Edo (Peter Musevski), o pai de Alexandra, representa a vida alternativa que não tem mais espaço no capitalismo. Apesar da idade, ele ainda retoma sua antiga vida de músico, e volta a tocar com sua banda em bares locais. Alexandra o trata com carinho, mas vê com desdém a falta de ambição do seu pai. Ao longo da história, o filme indica a forte conexão entre esses dois personagens. Sutilmente, através da mania dos dois de passar o cigarro pelos lábios antes de acendê-lo. Mas, com mais evidência na conclusão, quando a filha vai a uma apresentação da banda do pai, após ela perder tudo que conquistara com os ganhos da sua prostituição. O pai canta “Bobby Brown Goes Down”, de Frank Zappa, e ela acompanha junto com o público as letras que criticam o capitalismo, o “sonho americano” da canção.
Efeitos do capitalismo
Realizadoà época do ingresso da Eslovênia na Zona Euro, A Call Girl registra o efeito do capitalismo em seu povo. Alguns, como a protagonista Alexandra, viam a novidade como um mar de oportunidades, mas outros se sentiam incomodados com a mudança. No filme, esse incômodo se configura nas recorrentes passagens de carros policiais com sirenes ligadas escoltando alguma delegação europeia.

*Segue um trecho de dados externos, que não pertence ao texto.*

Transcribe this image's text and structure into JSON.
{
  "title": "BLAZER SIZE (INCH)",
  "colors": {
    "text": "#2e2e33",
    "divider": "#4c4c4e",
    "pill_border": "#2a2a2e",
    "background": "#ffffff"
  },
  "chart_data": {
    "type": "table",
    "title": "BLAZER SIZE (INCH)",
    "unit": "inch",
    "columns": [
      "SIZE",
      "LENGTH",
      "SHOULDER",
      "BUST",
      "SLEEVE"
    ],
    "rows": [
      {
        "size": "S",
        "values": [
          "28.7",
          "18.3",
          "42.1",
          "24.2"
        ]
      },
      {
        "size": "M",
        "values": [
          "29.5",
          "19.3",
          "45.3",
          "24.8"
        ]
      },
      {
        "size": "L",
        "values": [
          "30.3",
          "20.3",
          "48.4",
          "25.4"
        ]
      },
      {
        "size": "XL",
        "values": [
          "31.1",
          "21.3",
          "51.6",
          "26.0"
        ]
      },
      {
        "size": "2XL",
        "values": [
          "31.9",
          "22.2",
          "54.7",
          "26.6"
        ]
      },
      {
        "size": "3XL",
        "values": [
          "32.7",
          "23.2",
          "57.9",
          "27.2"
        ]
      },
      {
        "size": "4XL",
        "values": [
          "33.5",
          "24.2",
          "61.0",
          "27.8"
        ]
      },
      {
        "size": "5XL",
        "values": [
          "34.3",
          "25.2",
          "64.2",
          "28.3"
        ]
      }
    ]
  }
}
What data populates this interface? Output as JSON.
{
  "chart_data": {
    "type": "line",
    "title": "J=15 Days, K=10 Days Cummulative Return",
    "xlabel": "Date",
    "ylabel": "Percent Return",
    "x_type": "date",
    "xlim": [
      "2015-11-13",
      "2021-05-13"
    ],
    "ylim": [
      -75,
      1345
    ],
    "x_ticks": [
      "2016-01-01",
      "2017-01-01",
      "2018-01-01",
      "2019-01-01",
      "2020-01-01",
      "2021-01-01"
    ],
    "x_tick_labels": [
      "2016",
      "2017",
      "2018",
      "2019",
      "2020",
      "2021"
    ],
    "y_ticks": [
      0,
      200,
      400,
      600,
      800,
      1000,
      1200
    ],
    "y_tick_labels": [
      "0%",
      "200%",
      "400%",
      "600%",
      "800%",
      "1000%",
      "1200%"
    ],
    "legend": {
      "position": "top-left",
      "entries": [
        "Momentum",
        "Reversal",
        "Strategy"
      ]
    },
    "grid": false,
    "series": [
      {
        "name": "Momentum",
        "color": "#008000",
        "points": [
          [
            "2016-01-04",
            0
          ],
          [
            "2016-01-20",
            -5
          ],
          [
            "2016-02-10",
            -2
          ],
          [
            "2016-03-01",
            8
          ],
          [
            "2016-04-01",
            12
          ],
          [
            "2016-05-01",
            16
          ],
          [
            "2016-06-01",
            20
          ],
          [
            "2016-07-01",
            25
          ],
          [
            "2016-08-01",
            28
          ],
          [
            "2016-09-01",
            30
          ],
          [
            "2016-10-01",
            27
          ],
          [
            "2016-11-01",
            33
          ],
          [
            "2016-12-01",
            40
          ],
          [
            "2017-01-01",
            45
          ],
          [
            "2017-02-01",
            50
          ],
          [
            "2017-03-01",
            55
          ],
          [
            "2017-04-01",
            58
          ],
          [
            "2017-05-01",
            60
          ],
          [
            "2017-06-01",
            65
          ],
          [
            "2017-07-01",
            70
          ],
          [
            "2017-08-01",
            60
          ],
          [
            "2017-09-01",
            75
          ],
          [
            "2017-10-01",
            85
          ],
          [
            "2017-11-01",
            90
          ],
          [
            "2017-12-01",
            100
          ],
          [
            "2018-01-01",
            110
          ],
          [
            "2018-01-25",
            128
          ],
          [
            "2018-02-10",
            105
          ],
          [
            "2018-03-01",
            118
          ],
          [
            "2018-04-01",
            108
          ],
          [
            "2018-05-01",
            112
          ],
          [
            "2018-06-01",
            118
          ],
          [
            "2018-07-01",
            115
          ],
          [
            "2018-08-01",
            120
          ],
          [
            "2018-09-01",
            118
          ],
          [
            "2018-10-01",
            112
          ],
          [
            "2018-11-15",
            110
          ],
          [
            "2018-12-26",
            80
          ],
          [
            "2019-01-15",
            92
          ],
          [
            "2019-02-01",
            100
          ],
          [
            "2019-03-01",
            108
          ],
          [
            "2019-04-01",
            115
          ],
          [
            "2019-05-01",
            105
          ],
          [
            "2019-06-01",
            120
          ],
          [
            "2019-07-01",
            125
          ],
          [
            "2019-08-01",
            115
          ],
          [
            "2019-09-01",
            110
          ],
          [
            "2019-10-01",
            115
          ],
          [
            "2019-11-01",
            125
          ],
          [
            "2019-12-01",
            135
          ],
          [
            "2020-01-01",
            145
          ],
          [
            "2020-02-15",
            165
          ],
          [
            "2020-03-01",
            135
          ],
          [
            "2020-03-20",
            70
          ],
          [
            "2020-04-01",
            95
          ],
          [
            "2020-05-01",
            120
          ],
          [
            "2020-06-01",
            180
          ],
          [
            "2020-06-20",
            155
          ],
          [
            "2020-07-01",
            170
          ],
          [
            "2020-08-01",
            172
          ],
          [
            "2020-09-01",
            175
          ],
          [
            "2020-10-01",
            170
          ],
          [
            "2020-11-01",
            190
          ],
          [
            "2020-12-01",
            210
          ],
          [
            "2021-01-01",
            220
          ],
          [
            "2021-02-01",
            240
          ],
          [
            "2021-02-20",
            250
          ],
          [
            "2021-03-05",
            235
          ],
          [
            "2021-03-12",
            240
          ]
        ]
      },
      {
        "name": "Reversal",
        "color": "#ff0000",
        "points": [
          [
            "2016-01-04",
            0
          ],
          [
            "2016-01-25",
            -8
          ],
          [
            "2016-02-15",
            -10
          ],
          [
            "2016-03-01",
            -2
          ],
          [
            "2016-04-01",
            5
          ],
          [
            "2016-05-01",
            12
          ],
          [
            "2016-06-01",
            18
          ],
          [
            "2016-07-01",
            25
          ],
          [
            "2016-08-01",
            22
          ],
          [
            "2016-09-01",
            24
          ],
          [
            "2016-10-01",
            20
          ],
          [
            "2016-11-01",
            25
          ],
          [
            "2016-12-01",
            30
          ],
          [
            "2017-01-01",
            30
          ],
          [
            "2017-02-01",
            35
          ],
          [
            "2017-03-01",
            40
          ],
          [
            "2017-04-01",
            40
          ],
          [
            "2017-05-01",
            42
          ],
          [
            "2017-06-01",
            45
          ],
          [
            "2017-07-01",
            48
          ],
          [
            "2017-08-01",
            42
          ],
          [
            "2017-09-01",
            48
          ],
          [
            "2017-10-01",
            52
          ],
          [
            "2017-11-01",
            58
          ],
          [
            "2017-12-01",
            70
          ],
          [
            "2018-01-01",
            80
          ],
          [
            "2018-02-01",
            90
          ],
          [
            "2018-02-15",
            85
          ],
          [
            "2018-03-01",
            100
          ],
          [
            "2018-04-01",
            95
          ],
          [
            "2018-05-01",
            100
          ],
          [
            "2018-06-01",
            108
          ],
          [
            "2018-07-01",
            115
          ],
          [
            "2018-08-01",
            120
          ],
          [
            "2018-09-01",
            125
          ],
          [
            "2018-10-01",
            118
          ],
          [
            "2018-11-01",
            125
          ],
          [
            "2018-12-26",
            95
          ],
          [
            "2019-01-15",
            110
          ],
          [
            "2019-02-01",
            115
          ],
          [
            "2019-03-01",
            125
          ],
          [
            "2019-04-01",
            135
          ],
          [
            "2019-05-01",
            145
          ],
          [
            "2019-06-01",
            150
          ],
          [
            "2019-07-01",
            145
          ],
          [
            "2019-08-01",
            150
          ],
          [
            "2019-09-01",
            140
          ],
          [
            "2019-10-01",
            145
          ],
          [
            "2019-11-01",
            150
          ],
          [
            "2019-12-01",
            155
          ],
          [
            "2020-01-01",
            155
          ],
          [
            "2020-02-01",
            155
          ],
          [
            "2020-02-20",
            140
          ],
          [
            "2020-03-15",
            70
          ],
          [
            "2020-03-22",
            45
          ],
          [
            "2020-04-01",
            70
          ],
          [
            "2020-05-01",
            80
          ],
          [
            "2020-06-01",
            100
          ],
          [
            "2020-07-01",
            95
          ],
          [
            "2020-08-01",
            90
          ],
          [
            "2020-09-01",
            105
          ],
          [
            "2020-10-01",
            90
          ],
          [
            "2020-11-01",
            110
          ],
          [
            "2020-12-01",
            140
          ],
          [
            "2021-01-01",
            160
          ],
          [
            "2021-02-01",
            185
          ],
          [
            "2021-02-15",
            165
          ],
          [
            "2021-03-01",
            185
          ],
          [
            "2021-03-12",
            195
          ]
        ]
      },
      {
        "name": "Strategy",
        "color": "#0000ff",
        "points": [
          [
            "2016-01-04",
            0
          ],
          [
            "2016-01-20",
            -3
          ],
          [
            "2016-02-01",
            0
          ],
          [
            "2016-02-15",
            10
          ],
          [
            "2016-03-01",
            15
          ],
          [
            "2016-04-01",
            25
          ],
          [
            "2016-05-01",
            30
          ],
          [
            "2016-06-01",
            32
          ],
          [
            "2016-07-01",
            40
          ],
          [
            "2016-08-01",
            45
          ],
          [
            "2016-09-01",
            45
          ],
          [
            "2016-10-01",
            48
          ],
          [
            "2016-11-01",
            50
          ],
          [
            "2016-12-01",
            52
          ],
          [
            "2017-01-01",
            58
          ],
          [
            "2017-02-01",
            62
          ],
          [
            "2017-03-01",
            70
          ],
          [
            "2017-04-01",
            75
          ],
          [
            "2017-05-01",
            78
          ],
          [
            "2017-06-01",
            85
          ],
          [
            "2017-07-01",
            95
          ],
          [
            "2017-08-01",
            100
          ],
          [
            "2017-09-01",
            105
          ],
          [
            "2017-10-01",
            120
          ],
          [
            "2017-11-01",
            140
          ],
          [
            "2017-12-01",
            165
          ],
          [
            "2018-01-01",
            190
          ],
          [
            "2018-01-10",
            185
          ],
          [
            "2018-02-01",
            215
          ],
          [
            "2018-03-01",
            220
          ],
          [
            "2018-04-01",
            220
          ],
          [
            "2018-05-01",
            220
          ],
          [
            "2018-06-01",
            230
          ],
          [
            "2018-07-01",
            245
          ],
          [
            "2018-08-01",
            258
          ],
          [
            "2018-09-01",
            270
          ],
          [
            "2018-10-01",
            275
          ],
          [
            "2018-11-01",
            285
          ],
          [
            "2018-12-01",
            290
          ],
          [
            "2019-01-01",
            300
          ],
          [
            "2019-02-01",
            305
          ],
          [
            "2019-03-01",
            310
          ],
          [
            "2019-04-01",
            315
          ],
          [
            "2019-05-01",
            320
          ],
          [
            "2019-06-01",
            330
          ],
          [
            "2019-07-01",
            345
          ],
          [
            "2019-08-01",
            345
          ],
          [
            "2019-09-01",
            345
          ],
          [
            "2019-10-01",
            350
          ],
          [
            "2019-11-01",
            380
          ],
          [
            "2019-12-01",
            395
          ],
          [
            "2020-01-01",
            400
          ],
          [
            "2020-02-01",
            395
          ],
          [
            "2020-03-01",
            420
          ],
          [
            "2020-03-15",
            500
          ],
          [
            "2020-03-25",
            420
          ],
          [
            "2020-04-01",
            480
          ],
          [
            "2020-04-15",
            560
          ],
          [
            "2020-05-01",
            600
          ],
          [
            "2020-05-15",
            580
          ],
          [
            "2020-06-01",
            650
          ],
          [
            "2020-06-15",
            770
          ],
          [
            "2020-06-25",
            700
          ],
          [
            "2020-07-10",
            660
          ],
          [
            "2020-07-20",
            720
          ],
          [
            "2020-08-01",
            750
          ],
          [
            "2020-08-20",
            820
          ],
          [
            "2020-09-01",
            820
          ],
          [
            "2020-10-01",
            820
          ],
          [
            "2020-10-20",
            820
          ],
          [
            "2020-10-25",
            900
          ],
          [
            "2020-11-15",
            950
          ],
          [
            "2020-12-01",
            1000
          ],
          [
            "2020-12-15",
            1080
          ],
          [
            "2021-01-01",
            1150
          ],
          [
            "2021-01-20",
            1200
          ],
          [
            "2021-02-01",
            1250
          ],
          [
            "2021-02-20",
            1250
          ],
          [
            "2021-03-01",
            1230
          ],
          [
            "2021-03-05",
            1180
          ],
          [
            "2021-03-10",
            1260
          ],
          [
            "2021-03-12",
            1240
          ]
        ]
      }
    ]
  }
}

O deslumbramento de Alexandra não significa que o filme a caracterize como uma pessoa ingênua. Na primeira cena, quando um dos clientes está no chão sofrendo um enfarto por overdose de Viagra, ela avisa o hotel, mas retira da carteira dele o seu pagamento antes de fugir do local. Em momento posterior, ela tenta seduzir seu professor da universidade para ser aprovada na matéria dele. Diante dos reveses, vemos seus momentos íntimos de reflexão. Contudo, sem que eles tenham a finalidade de provocar a compaixão do espectador. Independente da prostituição, acompanhamos uma jovem em processo de amadurecimento.
Por outro prisma, é possível enxergar Alexandra como representação da própria Eslovênia. O jovem país parecia deslumbrado com as oportunidades da Zona Euro. Nesse sentido, o pai de Alexandra seria comparável à Iugoslávia, de quem o país se tornou independente, mas mergulhou em grave crise econômica.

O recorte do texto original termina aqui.